Глава 6
Ночью Кирка разбудили громыхающие удары в дверь его квартиры. Шум был настолько громкий и неожиданный, что буквально вырвал его из объятий сна. Потеряв ориентацию, он на мгновение подумал, что монстр из его ночных кошмаров прорвался в реальный мир и теперь явился за ним. Потом он понял, что это за звук, выбрался из постели и, накинув халат на пижаму, поторопился к двери.
Он посмотрел в глазок, кто пришел в такое время.
Это был его отец.
Сердце Кирка замерло. В хорошо освещенном коридоре стоял отец в смокинге, как будто заехал к нему по дороге домой с какого-то гала-шоу. Он был спокоен, руки опущены, и ничто не говорило о том, что всего несколько мгновений назад отец, как умалишенный, колотил в дверь.
Тут Кирк вспомнил, что Тина сказала об Орландо в ресторане средиземноморской кухни – уверена, в одно прекрасное утро проснусь и прочитаю о нем в газете: «Мужчина убил жену и себя…» – и опять согласился, что подобное описание идеально подходит к его отцу. Даже больше, чем к Орландо. Потому что Орландо был просто похотливым, недоразвитым и немного взбалмошным юнцом. А вот его отец странный совсем в другом смысле – в более примитивном – и, без сомнения, абсолютно непредсказуемый. Если б Кирк принадлежал к людям, которые верят в пришельцев и прочую ерунду, он заподозрил бы, что в его отца вселился пришелец, так сильно он изменился за последнее время.

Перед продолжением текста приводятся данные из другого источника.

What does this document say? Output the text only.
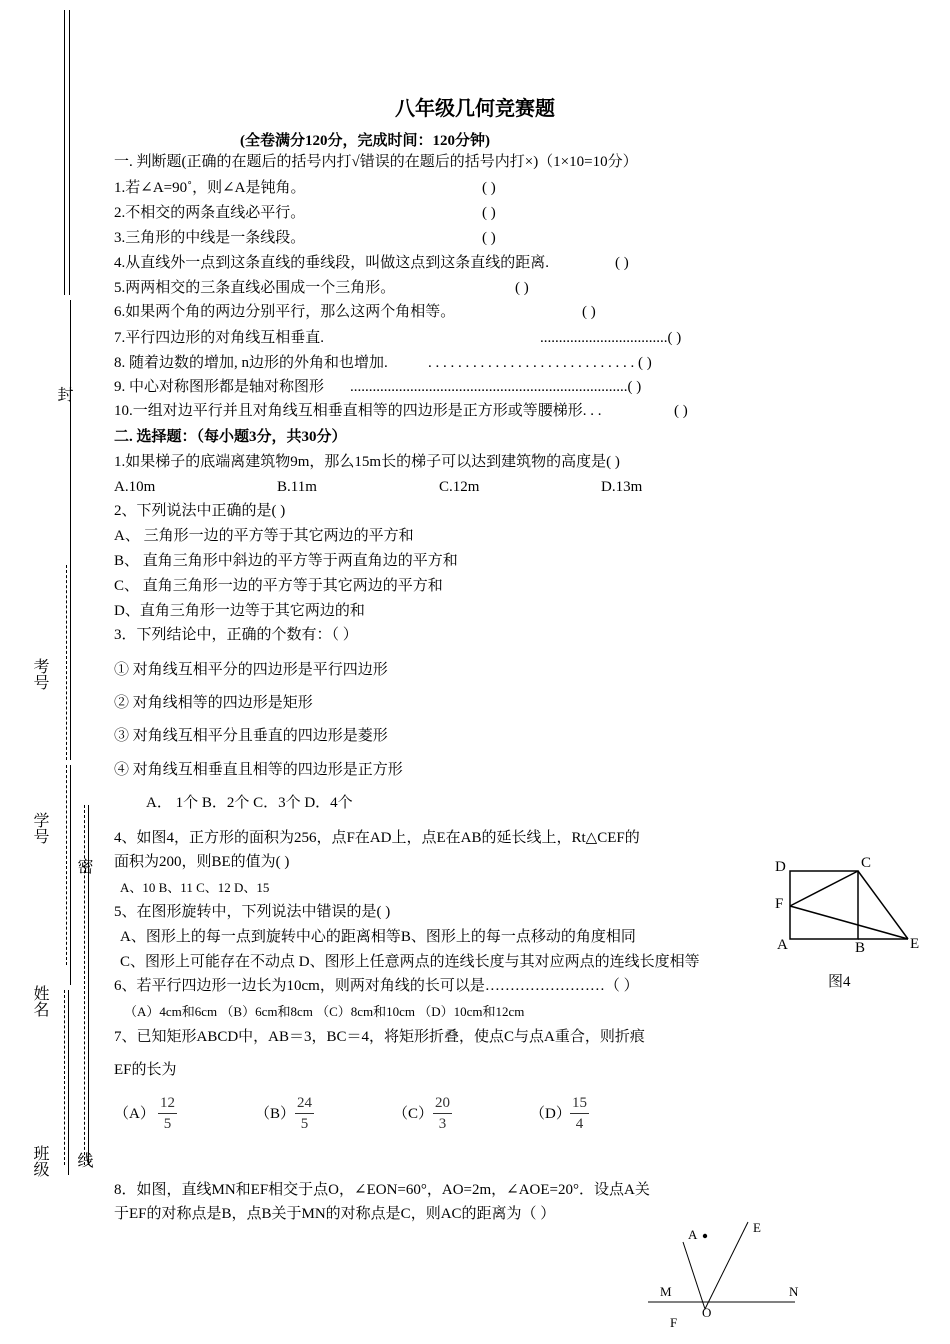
封
考号
学号
密
姓名
班级 线
八年级几何竞赛题
(全卷满分120分，完成时间：120分钟)
一. 判断题(正确的在题后的括号内打√错误的在题后的括号内打×)（1×10=10分）
1.若∠A=90˚，则∠A是钝角。	( )
2.不相交的两条直线必平行。	( )
3.三角形的中线是一条线段。	( )
4.从直线外一点到这条直线的垂线段，叫做这点到这条直线的距离.	( )
5.两两相交的三条直线必围成一个三角形。	( )
6.如果两个角的两边分别平行，那么这两个角相等。	( )
7.平行四边形的对角线互相垂直.	..................................( )
8. 随着边数的增加, n边形的外角和也增加.	. . . . . . . . . . . . . . . . . . . . . . . . . . . . ( )
9. 中心对称图形都是轴对称图形 ..........................................................................( )
10.一组对边平行并且对角线互相垂直相等的四边形是正方形或等腰梯形. . .	( )
二. 选择题：（每小题3分，共30分）
1.如果梯子的底端离建筑物9m，那么15m长的梯子可以达到建筑物的高度是( )
A.10m	B.11m	C.12m	D.13m
2、下列说法中正确的是( )
A、 三角形一边的平方等于其它两边的平方和
B、 直角三角形中斜边的平方等于两直角边的平方和
C、 直角三角形一边的平方等于其它两边的平方和
D、直角三角形一边等于其它两边的和
3．下列结论中，正确的个数有：（ ）
① 对角线互相平分的四边形是平行四边形
② 对角线相等的四边形是矩形
③ 对角线互相平分且垂直的四边形是菱形
④ 对角线互相垂直且相等的四边形是正方形
A． 1个 B．2个 C．3个 D．4个
4、如图4，正方形的面积为256，点F在AD上，点E在AB的延长线上，Rt△CEF的
面积为200，则BE的值为( )
A、10 B、11 C、12 D、15
5、在图形旋转中，下列说法中错误的是( )
A、图形上的每一点到旋转中心的距离相等B、图形上的每一点移动的角度相同
C、图形上可能存在不动点 D、图形上任意两点的连线长度与其对应两点的连线长度相等
6、若平行四边形一边长为10cm，则两对角线的长可以是……………………（ ）
（A）4cm和6cm （B）6cm和8cm （C）8cm和10cm （D）10cm和12cm
7、已知矩形ABCD中，AB＝3，BC＝4，将矩形折叠，使点C与点A重合，则折痕
EF的长为
$(A) \frac{12}{5}$	$(B) \frac{24}{5}$	$(C) \frac{20}{3}$	$(D) \frac{15}{4}$
8．如图，直线MN和EF相交于点O，∠EON=60°，AO=2m，∠AOE=20°．设点A关
于EF的对称点是B，点B关于MN的对称点是C，则AC的距离为（ ）
D	C
F
A	B	E
图4
A	E
M	N
O
F
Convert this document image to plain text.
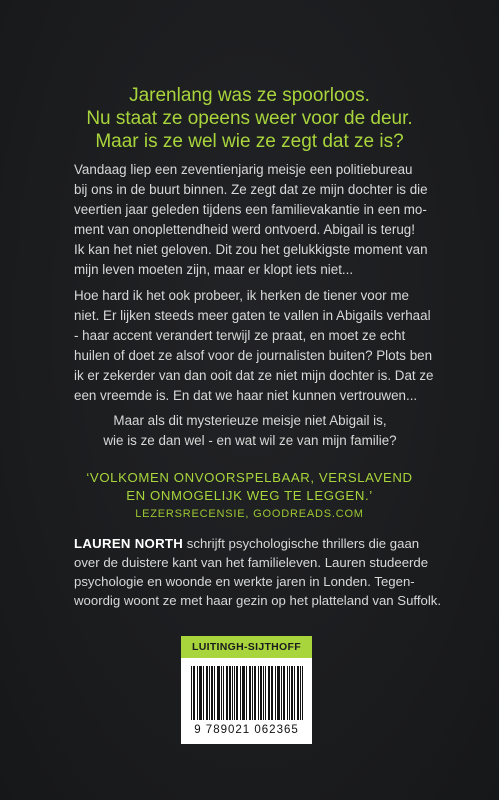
Jarenlang was ze spoorloos.
Nu staat ze opeens weer voor de deur.
Maar is ze wel wie ze zegt dat ze is?
Vandaag liep een zeventienjarig meisje een politiebureau
bij ons in de buurt binnen. Ze zegt dat ze mijn dochter is die
veertien jaar geleden tijdens een familievakantie in een mo-
ment van onoplettendheid werd ontvoerd. Abigail is terug!
Ik kan het niet geloven. Dit zou het gelukkigste moment van
mijn leven moeten zijn, maar er klopt iets niet...
Hoe hard ik het ook probeer, ik herken de tiener voor me
niet. Er lijken steeds meer gaten te vallen in Abigails verhaal
- haar accent verandert terwijl ze praat, en moet ze echt
huilen of doet ze alsof voor de journalisten buiten? Plots ben
ik er zekerder van dan ooit dat ze niet mijn dochter is. Dat ze
een vreemde is. En dat we haar niet kunnen vertrouwen...
Maar als dit mysterieuze meisje niet Abigail is,
wie is ze dan wel - en wat wil ze van mijn familie?
‘VOLKOMEN ONVOORSPELBAAR, VERSLAVEND
EN ONMOGELIJK WEG TE LEGGEN.’
LEZERSRECENSIE, GOODREADS.COM
LAUREN NORTH schrijft psychologische thrillers die gaan
over de duistere kant van het familieleven. Lauren studeerde
psychologie en woonde en werkte jaren in Londen. Tegen-
woordig woont ze met haar gezin op het platteland van Suffolk.
LUITINGH-SIJTHOFF
9 789021 062365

Но дело было не в этом. Дело было в том, что изменения были гораздо более значительны, и признаки их существовали всегда.
Кирк долго смотрел в глазок на отца. Стало жутко от того, что он узнал выражение лица своего старика – этот обыденный, незамутненный и абсолютно пустой взгляд. Такой взгляд он замечал и у себя. В начале недели у него на несколько дней остановилась Диана, которая летела на очередной модный показ в Милан. Как и всегда, им было хорошо вместе. Между ними никогда ничего серьезного не было, но каждый раз, когда они занимались сексом, оба получали от этого удовольствие.
Но на вторую ночь с Дианой Кирку приснился странный сон, и в этом сне он жаждал крови. Во сне он был не вампиром, но жаждал ощутить вкус крови, и когда Диана во сне сообщила ему, что у нее начались ЭТИ дни, он сорвал с нее брюки и трусики, бросил ее на кровать и зарылся лицом ей в промежность, жадно слизывая теплую красную жидкость, которая сочилась из нежного отверстия между ног.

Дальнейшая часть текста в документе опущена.